O louro tinha dificuldades em pensar. Todas as vezes que o beijava ele sentia como se suas faculdades mentais se tornassem comprometidas. Os melhores pensamentos, as ideias mais brilhantes... não importava. Quando o Grande Duque do Inferno o visitava durante a noite, ele sabia que não conseguiria resistir.

"William..."

"Hm..."

"Eu realmente preciso ir..."

"Vá..."

No entanto, ele não foi, pelo menos não naquele instante.

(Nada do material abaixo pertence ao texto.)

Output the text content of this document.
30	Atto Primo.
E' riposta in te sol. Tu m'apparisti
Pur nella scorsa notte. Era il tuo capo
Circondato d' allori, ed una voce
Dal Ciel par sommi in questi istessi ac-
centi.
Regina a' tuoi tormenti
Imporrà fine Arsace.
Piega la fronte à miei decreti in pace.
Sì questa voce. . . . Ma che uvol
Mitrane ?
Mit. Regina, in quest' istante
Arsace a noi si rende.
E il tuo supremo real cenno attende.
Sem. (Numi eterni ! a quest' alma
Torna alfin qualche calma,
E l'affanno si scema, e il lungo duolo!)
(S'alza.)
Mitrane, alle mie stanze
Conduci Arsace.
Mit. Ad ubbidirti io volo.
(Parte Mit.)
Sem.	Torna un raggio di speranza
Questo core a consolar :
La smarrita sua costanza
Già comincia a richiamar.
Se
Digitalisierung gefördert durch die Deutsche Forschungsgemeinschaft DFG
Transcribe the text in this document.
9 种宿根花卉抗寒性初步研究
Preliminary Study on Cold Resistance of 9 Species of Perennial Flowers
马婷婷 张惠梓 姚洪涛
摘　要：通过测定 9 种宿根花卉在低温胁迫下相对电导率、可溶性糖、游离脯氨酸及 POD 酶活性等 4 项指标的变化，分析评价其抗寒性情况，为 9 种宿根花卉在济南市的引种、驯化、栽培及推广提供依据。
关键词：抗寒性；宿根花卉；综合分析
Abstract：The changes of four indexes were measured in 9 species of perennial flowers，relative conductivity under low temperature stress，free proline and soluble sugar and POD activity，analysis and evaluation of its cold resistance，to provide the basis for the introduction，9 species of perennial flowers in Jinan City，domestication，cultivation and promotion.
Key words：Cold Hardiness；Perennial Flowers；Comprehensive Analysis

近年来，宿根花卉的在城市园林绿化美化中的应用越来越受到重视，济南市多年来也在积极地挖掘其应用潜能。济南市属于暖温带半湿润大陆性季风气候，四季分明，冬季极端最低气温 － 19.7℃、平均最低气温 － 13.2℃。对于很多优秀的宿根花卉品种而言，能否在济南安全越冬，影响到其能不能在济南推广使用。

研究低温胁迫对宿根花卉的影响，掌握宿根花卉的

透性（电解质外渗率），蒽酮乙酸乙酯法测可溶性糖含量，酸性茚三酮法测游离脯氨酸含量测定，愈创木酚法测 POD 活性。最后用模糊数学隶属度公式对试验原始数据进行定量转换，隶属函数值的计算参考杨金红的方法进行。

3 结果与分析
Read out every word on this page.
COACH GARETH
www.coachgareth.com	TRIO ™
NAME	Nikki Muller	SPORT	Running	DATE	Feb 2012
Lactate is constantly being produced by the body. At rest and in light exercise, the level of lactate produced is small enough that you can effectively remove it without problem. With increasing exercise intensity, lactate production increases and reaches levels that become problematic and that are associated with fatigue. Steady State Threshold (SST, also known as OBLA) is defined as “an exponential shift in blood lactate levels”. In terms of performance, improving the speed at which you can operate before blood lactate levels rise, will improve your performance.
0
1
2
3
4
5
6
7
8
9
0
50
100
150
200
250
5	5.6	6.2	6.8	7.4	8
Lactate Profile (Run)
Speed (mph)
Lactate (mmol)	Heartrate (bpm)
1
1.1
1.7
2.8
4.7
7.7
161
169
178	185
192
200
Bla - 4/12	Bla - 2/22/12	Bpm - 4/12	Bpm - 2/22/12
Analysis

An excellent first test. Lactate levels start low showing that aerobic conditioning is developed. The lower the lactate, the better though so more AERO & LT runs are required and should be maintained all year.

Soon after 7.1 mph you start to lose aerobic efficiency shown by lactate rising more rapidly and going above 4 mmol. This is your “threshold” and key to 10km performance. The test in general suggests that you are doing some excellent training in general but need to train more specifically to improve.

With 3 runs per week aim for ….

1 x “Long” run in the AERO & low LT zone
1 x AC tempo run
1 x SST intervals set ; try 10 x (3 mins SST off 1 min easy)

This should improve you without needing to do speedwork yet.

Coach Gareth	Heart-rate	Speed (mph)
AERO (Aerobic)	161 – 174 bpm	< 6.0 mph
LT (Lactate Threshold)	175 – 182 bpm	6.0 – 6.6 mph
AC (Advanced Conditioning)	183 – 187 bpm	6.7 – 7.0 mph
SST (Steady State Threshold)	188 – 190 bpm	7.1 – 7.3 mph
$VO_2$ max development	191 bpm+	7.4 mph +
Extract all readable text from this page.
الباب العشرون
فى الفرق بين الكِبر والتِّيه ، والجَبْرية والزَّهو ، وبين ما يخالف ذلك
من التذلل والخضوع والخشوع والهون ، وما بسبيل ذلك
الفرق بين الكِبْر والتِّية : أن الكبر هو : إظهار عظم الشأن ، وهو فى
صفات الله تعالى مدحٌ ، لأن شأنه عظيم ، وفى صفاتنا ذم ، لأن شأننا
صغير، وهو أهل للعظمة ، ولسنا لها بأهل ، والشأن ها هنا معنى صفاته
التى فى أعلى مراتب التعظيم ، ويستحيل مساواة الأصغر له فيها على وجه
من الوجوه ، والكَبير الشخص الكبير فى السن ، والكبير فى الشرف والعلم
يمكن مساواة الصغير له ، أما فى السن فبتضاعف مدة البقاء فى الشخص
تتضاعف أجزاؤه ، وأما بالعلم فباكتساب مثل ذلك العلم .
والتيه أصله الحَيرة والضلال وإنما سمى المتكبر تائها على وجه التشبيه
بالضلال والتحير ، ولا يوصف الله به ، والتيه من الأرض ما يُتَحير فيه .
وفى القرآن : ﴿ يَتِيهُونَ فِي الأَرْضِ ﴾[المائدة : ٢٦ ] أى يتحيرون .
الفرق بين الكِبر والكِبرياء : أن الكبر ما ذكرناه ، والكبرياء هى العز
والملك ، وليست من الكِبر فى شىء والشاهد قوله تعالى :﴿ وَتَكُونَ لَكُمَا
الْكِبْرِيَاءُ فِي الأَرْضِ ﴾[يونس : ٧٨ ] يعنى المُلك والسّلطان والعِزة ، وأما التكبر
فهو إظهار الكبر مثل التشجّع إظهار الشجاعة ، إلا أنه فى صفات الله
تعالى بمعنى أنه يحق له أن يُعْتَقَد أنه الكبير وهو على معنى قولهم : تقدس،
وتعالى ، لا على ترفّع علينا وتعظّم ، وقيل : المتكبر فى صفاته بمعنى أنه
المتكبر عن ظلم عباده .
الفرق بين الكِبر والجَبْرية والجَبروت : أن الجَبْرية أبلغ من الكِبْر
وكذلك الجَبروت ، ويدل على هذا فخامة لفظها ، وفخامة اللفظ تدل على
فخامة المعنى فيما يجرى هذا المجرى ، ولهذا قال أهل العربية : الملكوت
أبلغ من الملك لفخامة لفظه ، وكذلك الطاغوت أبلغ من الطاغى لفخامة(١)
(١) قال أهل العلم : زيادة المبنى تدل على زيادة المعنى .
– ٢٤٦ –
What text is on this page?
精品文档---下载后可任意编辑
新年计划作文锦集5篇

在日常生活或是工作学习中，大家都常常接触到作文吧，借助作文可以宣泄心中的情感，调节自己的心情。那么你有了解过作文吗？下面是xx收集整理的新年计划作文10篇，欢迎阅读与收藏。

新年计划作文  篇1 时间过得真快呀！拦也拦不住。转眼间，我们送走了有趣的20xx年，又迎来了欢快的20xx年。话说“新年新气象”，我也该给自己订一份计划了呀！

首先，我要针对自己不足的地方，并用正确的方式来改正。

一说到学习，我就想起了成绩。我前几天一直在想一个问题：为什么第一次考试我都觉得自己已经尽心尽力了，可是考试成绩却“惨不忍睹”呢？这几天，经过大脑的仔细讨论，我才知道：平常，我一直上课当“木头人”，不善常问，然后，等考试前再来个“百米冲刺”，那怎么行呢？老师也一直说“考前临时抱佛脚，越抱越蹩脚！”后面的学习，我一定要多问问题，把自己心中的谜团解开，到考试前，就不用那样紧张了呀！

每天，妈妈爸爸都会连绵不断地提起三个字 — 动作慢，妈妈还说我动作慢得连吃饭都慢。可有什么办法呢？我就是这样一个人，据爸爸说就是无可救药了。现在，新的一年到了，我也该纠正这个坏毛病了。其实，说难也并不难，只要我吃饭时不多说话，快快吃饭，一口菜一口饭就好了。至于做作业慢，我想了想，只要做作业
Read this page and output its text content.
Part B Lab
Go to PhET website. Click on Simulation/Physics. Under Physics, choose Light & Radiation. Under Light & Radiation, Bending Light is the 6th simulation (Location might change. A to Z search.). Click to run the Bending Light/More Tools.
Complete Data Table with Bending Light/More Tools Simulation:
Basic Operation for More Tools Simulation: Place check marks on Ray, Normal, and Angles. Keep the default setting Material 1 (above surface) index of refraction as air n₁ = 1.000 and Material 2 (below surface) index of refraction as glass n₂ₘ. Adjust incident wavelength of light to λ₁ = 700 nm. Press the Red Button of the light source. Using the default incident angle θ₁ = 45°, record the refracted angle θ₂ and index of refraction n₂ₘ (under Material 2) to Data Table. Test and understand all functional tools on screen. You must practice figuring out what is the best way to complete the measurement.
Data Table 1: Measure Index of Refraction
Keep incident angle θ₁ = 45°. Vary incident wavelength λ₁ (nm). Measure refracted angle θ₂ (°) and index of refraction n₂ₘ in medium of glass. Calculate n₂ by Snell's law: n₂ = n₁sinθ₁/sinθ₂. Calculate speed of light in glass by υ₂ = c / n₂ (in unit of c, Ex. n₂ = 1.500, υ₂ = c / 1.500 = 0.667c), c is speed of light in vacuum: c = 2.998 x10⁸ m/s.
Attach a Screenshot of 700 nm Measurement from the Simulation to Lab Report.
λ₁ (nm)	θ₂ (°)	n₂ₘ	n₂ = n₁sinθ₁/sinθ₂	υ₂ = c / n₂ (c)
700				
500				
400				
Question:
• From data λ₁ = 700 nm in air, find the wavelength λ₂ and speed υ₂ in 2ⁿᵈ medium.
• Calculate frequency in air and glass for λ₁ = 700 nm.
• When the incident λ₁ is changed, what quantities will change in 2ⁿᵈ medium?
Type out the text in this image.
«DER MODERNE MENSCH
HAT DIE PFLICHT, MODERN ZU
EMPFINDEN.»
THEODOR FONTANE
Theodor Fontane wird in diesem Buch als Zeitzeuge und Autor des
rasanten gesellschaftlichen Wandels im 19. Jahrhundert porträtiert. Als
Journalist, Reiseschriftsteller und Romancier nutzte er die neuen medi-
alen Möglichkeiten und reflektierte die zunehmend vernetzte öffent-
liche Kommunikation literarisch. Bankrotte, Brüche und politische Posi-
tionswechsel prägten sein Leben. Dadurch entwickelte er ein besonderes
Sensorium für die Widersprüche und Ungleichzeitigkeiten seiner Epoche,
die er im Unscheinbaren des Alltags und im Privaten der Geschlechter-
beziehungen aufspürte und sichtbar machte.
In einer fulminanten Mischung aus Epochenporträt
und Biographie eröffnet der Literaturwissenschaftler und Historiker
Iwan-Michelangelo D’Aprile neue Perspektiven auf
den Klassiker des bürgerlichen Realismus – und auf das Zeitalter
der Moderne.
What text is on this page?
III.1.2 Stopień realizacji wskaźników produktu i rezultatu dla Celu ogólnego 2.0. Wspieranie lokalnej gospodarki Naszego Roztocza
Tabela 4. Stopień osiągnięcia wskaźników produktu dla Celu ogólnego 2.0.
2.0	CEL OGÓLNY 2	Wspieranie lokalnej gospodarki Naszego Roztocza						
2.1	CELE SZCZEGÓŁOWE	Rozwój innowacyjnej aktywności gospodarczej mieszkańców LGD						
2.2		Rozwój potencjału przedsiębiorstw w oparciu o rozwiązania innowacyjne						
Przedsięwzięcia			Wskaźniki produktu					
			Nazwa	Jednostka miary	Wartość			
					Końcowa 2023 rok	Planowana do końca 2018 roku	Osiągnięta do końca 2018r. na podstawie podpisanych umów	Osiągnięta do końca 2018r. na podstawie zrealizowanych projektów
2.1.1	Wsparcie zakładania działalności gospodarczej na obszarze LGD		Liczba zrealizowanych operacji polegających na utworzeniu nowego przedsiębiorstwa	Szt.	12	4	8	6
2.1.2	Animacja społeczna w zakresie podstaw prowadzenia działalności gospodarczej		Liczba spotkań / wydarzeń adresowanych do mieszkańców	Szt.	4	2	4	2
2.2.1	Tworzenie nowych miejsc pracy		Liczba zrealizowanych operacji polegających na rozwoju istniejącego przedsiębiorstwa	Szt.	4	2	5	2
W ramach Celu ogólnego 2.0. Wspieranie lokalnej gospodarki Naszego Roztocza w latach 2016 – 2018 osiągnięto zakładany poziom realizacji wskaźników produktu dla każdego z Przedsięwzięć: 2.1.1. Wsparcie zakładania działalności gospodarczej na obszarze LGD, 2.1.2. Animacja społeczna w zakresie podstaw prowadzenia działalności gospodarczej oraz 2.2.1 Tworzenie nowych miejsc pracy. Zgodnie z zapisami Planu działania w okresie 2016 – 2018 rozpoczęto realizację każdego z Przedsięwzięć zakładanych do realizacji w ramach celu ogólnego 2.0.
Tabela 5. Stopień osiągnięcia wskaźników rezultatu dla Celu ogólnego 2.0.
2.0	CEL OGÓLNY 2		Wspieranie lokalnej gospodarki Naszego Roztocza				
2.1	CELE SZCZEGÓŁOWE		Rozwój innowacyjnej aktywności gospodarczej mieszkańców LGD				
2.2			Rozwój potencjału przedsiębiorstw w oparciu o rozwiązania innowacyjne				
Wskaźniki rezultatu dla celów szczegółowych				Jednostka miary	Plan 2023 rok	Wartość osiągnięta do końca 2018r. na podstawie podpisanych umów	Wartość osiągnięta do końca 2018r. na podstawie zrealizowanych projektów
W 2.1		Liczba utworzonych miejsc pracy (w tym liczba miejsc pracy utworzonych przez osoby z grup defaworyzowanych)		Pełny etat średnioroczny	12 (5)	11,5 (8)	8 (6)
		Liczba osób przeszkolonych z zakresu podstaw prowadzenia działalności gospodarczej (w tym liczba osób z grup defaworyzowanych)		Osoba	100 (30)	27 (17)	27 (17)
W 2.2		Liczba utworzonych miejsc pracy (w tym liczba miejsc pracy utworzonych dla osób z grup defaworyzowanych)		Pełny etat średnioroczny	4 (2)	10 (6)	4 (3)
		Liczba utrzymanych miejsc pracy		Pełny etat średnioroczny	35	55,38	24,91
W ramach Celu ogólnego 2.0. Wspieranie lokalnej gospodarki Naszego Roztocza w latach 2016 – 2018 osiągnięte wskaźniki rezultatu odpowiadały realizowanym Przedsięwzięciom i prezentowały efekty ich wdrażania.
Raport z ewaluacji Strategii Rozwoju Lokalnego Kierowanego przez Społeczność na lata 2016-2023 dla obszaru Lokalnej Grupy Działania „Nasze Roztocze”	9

Dantalion ainda ficou por mais meia hora até finalmente levantar-se da cama, ajeitando o sobretudo e o colete que faziam parte do uniforme. William sentou-se sobre sua própria cama, abraçando seu travesseiro e tentando esconder o rosto vermelho. As costas diante de seus olhos eram largas e ele as havia visto e sentido com tanta frequência naqueles últimos meses que uma parte nele tinha certeza de que conhecia cada músculo.

"Tem certeza de que ficará bem esta noite? A tempestade que virá será forte."

"Se você tivesse pretensão de permanecer não estaria indo embora." A voz soou afiada. De novo...

A resposta foi um vago meio sorriso. As mãos arrumaram os cabelos negros e ele inclinou-se sobre a cama, depositando um último beijo na testa pálida do louro, que permaneceu imóvel, não demonstrando absolutamente nada com relação à carícia.

"Boa noite, William."

A porta foi aberta com delicadeza e, do mesmo modo como havia entrado, o demônio saiu.

William jogou-se para o lado, afundando o rosto em seu travesseiro e mantendo-se imóvel por alguns minutos. O vento havia se tornado mais forte, batendo contra a janela com violência e fazendo-o tomar conhecimento de que estava completamente só naquele quarto.

Eu poderia pegar um livro e passar algum tempo na companhia de algum excelente autor. Nada como um bom livro para tirar minha mente de certos assuntos. A ideia era interessante e certamente a melhor opção para aquele fim de noite, contudo, ele estava demasiado inquieto para conseguir se concentrar em qualquer coisa que não fosse o cheiro que sua companhia havia deixado no cômodo.

O travesseiro foi abraçado com mais força e o eleitor sentiu-se tremer, repetindo para si mesmo que aquilo era errado. Alguém pode aparecer... Isaac, Kevin, Sytry... ele. A vaga imagem do Grande Duque do Inferno entrando no quarto e o encontrando naquele estado levou uma nova onda de arrepios por seu corpo. Ele mordeu o lábio inferior, deixando que a mão esquerda se soltasse do macio travesseiro e descesse pela perna até tocar seu baixo ventre.

A ereção surgiu no final do beijo e isso porque o louro se esforçou para parecer comportado. Ele deve ter percebido, por isso foi embora. O cinto negro foi aberto, assim como os botões da calça. Os dedos longos e gelados entraram pela roupa de baixo branca, tocando o membro e sentindo-o tornar-se mais rígido.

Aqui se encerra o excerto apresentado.